Bir Sözlük Yazarının Başından Geçen, Dan Brown Romanlarını Aratmayan Hırsızlık Hikayesi

Sözlük yazarı ''gospod k''nin başından komplo teorilerine son derece açık, çok acayip bir hırsızlık olayı geçmiş.
Bir Sözlük Yazarının Başından Geçen, Dan Brown Romanlarını Aratmayan Hırsızlık Hikayesi
iStock.com


Öncelikle olayı kendisinden dinleyelim.

bu bir hikaye değil, bir yardım başlığıdır. içinizdeki ajanlara, dedektiflere ihtiyacım var. bunu böyle yazınca ciddiyetini kaybediyor gibi görünse de ihtiyacım olan durum bu. hırsızı ya da belki bir çocuk çetesini bulmamda yardımınız...

ablamlar ile aynı apartmanda oturuyoruz. ablam, eşi ve 3 yaşındaki yeğenimle beraber bizim bir alt katımızdaki dairede, bizse onların bir üst katında oturuyoruz. dolayısıyla ablamlar sürekli bizde veya biz onlardayız. eniştem çalıştığından eve akşam saatlerinde geliyor. her neyse, bugün annem ablamlara iniyor. daha sonra yeğenimi de alıp bize geliyorlar. (yalnız ablam evden çıkmadan önce alyansını çekmeceye koyuyor) ablam yarım saat kadar duracağından kapısını kitleme gereği görmüyor. 20-25 dakika kadar yeğenimi beraber bizde kaldıktan sonra aşağı dairesine iniyor ve bir kaç dakika sonra evi arıyor. hemen gelin soyulmuşuz!

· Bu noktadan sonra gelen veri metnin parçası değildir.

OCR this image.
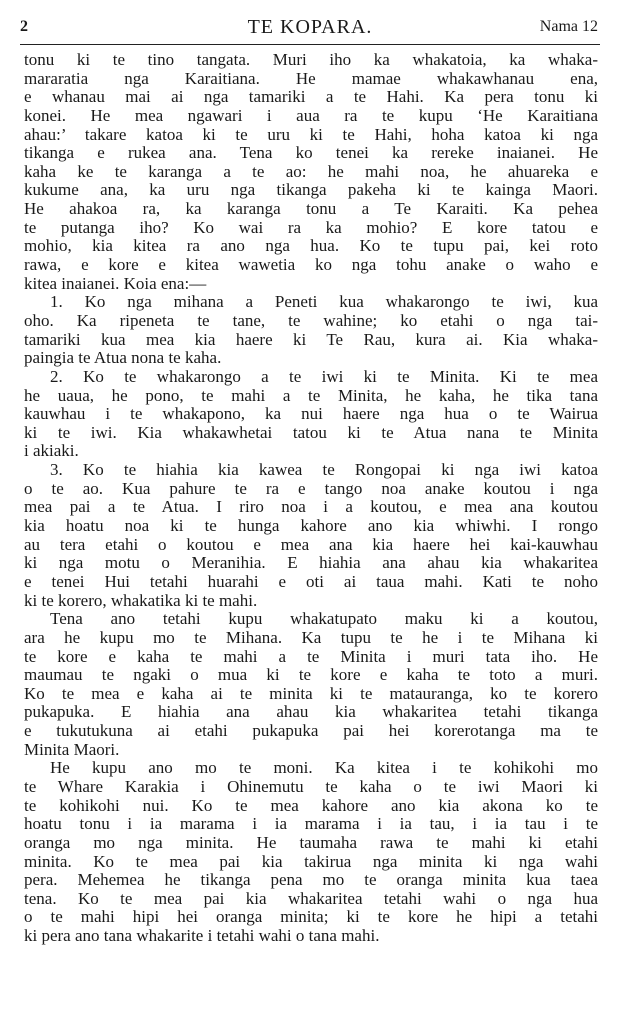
2	TE KOPARA.	Nama 12
tonu ki te tino tangata. Muri iho ka whakatoia, ka whaka-
mararatia nga Karaitiana. He mamae whakawhanau ena,
e whanau mai ai nga tamariki a te Hahi. Ka pera tonu ki
konei. He mea ngawari i aua ra te kupu ‘He Karaitiana
ahau:’ takare katoa ki te uru ki te Hahi, hoha katoa ki nga
tikanga e rukea ana. Tena ko tenei ka rereke inaianei. He
kaha ke te karanga a te ao: he mahi noa, he ahuareka e
kukume ana, ka uru nga tikanga pakeha ki te kainga Maori.
He ahakoa ra, ka karanga tonu a Te Karaiti. Ka pehea
te putanga iho? Ko wai ra ka mohio? E kore tatou e
mohio, kia kitea ra ano nga hua. Ko te tupu pai, kei roto
rawa, e kore e kitea wawetia ko nga tohu anake o waho e
kitea inaianei. Koia ena:—
1. Ko nga mihana a Peneti kua whakarongo te iwi, kua
oho. Ka ripeneta te tane, te wahine; ko etahi o nga tai-
tamariki kua mea kia haere ki Te Rau, kura ai. Kia whaka-
paingia te Atua nona te kaha.
2. Ko te whakarongo a te iwi ki te Minita. Ki te mea
he uaua, he pono, te mahi a te Minita, he kaha, he tika tana
kauwhau i te whakapono, ka nui haere nga hua o te Wairua
ki te iwi. Kia whakawhetai tatou ki te Atua nana te Minita
i akiaki.
3. Ko te hiahia kia kawea te Rongopai ki nga iwi katoa
o te ao. Kua pahure te ra e tango noa anake koutou i nga
mea pai a te Atua. I riro noa i a koutou, e mea ana koutou
kia hoatu noa ki te hunga kahore ano kia whiwhi. I rongo
au tera etahi o koutou e mea ana kia haere hei kai-kauwhau
ki nga motu o Meranihia. E hiahia ana ahau kia whakaritea
e tenei Hui tetahi huarahi e oti ai taua mahi. Kati te noho
ki te korero, whakatika ki te mahi.
Tena ano tetahi kupu whakatupato maku ki a koutou,
ara he kupu mo te Mihana. Ka tupu te he i te Mihana ki
te kore e kaha te mahi a te Minita i muri tata iho. He
maumau te ngaki o mua ki te kore e kaha te toto a muri.
Ko te mea e kaha ai te minita ki te matauranga, ko te korero
pukapuka. E hiahia ana ahau kia whakaritea tetahi tikanga
e tukutukuna ai etahi pukapuka pai hei korerotanga ma te
Minita Maori.
He kupu ano mo te moni. Ka kitea i te kohikohi mo
te Whare Karakia i Ohinemutu te kaha o te iwi Maori ki
te kohikohi nui. Ko te mea kahore ano kia akona ko te
hoatu tonu i ia marama i ia marama i ia tau, i ia tau i te
oranga mo nga minita. He taumaha rawa te mahi ki etahi
minita. Ko te mea pai kia takirua nga minita ki nga wahi
pera. Mehemea he tikanga pena mo te oranga minita kua taea
tena. Ko te mea pai kia whakaritea tetahi wahi o nga hua
o te mahi hipi hei oranga minita; ki te kore he hipi a tetahi
ki pera ano tana whakarite i tetahi wahi o tana mahi.
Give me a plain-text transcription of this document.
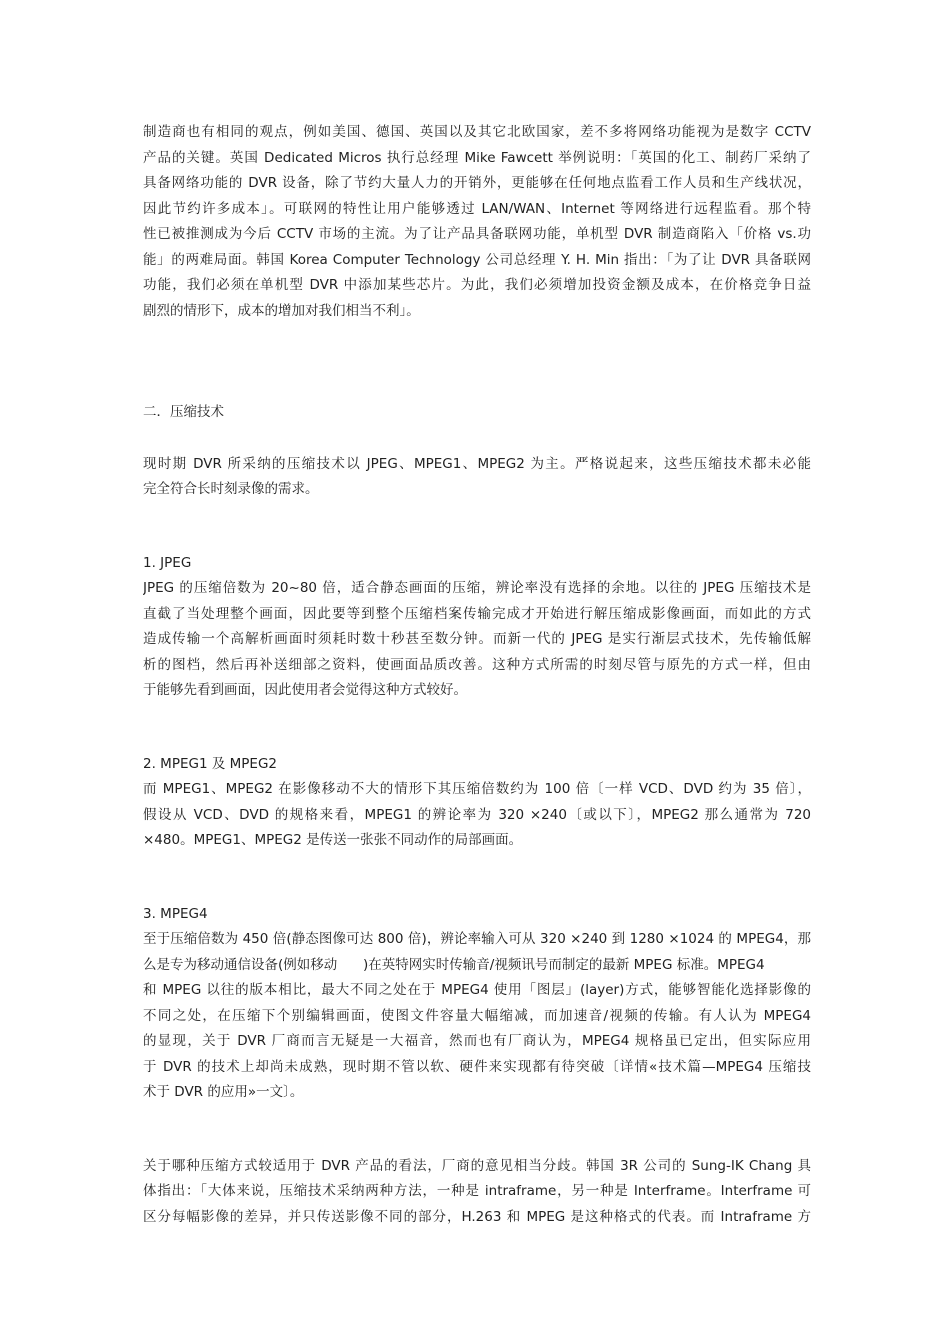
制造商也有相同的观点，例如美国、德国、英国以及其它北欧国家，差不多将网络功能视为是数字 CCTV
产品的关键。英国 Dedicated Micros 执行总经理 Mike Fawcett 举例说明：「英国的化工、制药厂采纳了
具备网络功能的 DVR 设备，除了节约大量人力的开销外，更能够在任何地点监看工作人员和生产线状况，
因此节约许多成本」。可联网的特性让用户能够透过 LAN/WAN、Internet 等网络进行远程监看。那个特
性已被推测成为今后 CCTV 市场的主流。为了让产品具备联网功能，单机型 DVR 制造商陷入「价格 vs.功
能」的两难局面。韩国 Korea Computer Technology 公司总经理 Y. H. Min 指出：「为了让 DVR 具备联网
功能，我们必须在单机型 DVR 中添加某些芯片。为此，我们必须增加投资金额及成本，在价格竞争日益
剧烈的情形下，成本的增加对我们相当不利」。
二．压缩技术
现时期 DVR 所采纳的压缩技术以 JPEG、MPEG1、MPEG2 为主。严格说起来，这些压缩技术都未必能
完全符合长时刻录像的需求。
1. JPEG
JPEG 的压缩倍数为 20~80 倍，适合静态画面的压缩，辨论率没有选择的余地。以往的 JPEG 压缩技术是
直截了当处理整个画面，因此要等到整个压缩档案传输完成才开始进行解压缩成影像画面，而如此的方式
造成传输一个高解析画面时须耗时数十秒甚至数分钟。而新一代的 JPEG 是实行渐层式技术，先传输低解
析的图档，然后再补送细部之资料，使画面品质改善。这种方式所需的时刻尽管与原先的方式一样，但由
于能够先看到画面，因此使用者会觉得这种方式较好。
2. MPEG1 及 MPEG2
而 MPEG1、MPEG2 在影像移动不大的情形下其压缩倍数约为 100 倍〔一样 VCD、DVD 约为 35 倍〕，
假设从 VCD、DVD 的规格来看，MPEG1 的辨论率为 320 ×240〔或以下〕，MPEG2 那么通常为 720
×480。MPEG1、MPEG2 是传送一张张不同动作的局部画面。
3. MPEG4
至于压缩倍数为 450 倍(静态图像可达 800 倍)，辨论率输入可从 320 ×240 到 1280 ×1024 的 MPEG4，那
么是专为移动通信设备(例如移动      )在英特网实时传输音/视频讯号而制定的最新 MPEG 标准。MPEG4
和 MPEG 以往的版本相比，最大不同之处在于 MPEG4 使用「图层」(layer)方式，能够智能化选择影像的
不同之处，在压缩下个别编辑画面，使图文件容量大幅缩减，而加速音/视频的传输。有人认为 MPEG4
的显现，关于 DVR 厂商而言无疑是一大福音，然而也有厂商认为，MPEG4 规格虽已定出，但实际应用
于 DVR 的技术上却尚未成熟，现时期不管以软、硬件来实现都有待突破〔详情«技术篇—MPEG4 压缩技
术于 DVR 的应用»一文〕。
关于哪种压缩方式较适用于 DVR 产品的看法，厂商的意见相当分歧。韩国 3R 公司的 Sung-IK Chang 具
体指出：「大体来说，压缩技术采纳两种方法，一种是 intraframe，另一种是 Interframe。Interframe 可
区分每幅影像的差异，并只传送影像不同的部分，H.263 和 MPEG 是这种格式的代表。而 Intraframe 方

işin enteresan tarafı burada başlıyor.

hırsız eve giriyor, ablamın çantasını karıştırıyor, daha sonra direkt olarak yatak odasına giriyor, dolapları açıyor ve 2600 tl nakit ile 3-5 parça zıynet eşyası (ablamın alyansı, altın, maltın pırlanta) yürütüyor. yalnızca aynı çekmecede duran yeğenim için yaptırılan altın bileklik ile (değeri fazla) ve 600 tl nakit paraya dokunmuyor.

parayı görmemiştir diyenler için şunu söyleyeyim. 3 çekmecenin tamamını da açılmış halde buluyor ablam. ve altın bileklik ile 600 tl aynı yerde. ve yan yana olan zıynet eşyalarını götürürken bunlara dokunmuyor. gözünün önündeki parayı ve bilekliği görmemesi mümkün değil.

daha sonra evden çıkarken mutfağa geçiyor, buzdolabından kokulu taşı alıp çamaşır makinesinin üzerine koyuyor ve pembe kokulu taşın önüne bebek oyuncağını yaslıyor. bunu yeğenimin yapması mümkün değil. her ne kadar ince motor becerileri yavaş yavaş gelişse de, masanın üzerine uzanması ve simetrik bir biçimde koyması ihtimal dahilinde değil. zaten ablamla konuşurken emin de oluyorum. evden çıkarken böyle olmadığını söylüyor.

polisi arıyoruz ve bize "muhtemelen tanıdığınız biri yapmıştır, olay yeri inceleme gelecek, bir yere dokunmayın ama olay yerinin gelmesi uzun sürebilir."

aradan yalan olmasın 4-5 saat geçiyor olay yeri inceleme ortalıkta yok. zaten bizimkilerde polisi arayıp gerek yok gelmesin diyorlar. olan oldu, giden gitti bu saatten sonra peşine düşülmeyeceği inancıyla. zaten böylesi profesyonel birinin parmak izi bırakmış olması muhtemel değil.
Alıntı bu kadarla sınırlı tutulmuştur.